Interrupteur

When I started this, was thinking of doing a dream journal, but so far haven’t been remembering clearly enough nor finding words to capture/convey the emotional tones correctly.

This one, towards morning last night, did have the pattern of waking and turning over (and adjusting the cats!) and trying to resume, but this time that was mostly positive – wanting to continue the story, because it was sort of going well and I wanted to continue that; unlike often where something is wrong and I want to get back to it in the hope of correcting something. [Thus, “work on what has been spoiled”]

This one had some familiar elements of student life, wandering around unsure if I had a class schedule or not, and worry about missing something. There were some swirling crowds, like at a popular restaurant at breakfast time. Like Daley’s on 63rd near Cottage.

And it turned out people were claiming spots in an oversubscribed class, by pulling up a chair to this restaurant meeting, like other work groups or classes there.

I was there an sort of participating as a elder statesman type advisor. The convener was sometimes apparently @ShazRasul, but not exclusively. At first it was like a programming class, but doing a group project. This meeting was on the first day and sort of a brainstorming session.

The project seemed to be to solve the problems of how social media worked. From what people were saying, it seemed the base we were criticizing and needed to improve upon was a lot like Usenet. The model we were heading towards sounded like Google Groups.

I jumped in at one point, and in a tone like I was a guest or alum of the group from before, throwing in comments to help get the conversation going, but not for my own grade or whatever ; though it felt like I was going to come off as intruding or pompous. I asked if what we were looking to create would have the role of “interrupteur”, said with an insecure but pretending French accent.

An attractive woman grad student said no, she wouldn’t, nor even simply an “interrupter”. But maybe an “interpreter”, said jovially, even sweetly.

Outlined that role, much like moderator in actual current social media.

By now, Ada Palmer was leading the class — an intrusion of proximal reality, as I am signed up for her Graham School book talk on Zoom this Friday.

Shaz/Ada called on a bearded nonbinary student, who said they were hesitant about the military or policing adjacent role. Everybody was hesitant to reply, as we were not going to be mid-2020 raging anti-police, but everybody had an uneasy time with authority.

I explained that some participants would need to be officially enrolled as auxiliary traffic police, since we needed to be safe stepping into the street and improving the traffic flow, holding up signboard with lanes and arrows to follow.
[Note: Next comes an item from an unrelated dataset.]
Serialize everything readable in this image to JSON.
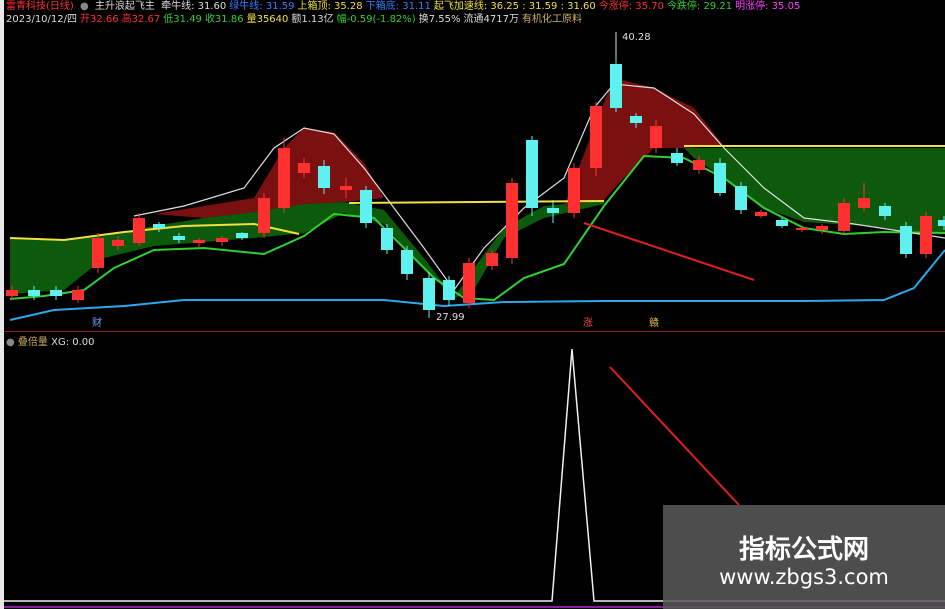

This was to solve the tie-ups that sometimes happen with right-turners at a particular 5- or 6-way intersection I often pass thru on the way home from a shopping trip on the North Side — where Elston hits Ashland, by the Chicago Actors Studio building. The rightmost lane on Elston, a turn-only, leads to another turn-only, which gets backed up. If you want to go to the second or third lanes of Ashland (the thru lanes southbound) you can do it from that right lane of Elston but may be stuck among the vehicles looking to immediately turn right again onto Armitage. So what we need to communicate to that specific set of drivers is that they should swing out left to get in a thru lane of Ashland. Or should be in the left lane of Elston, not the right — even though it feels dangerous because of contention from drivers on the right.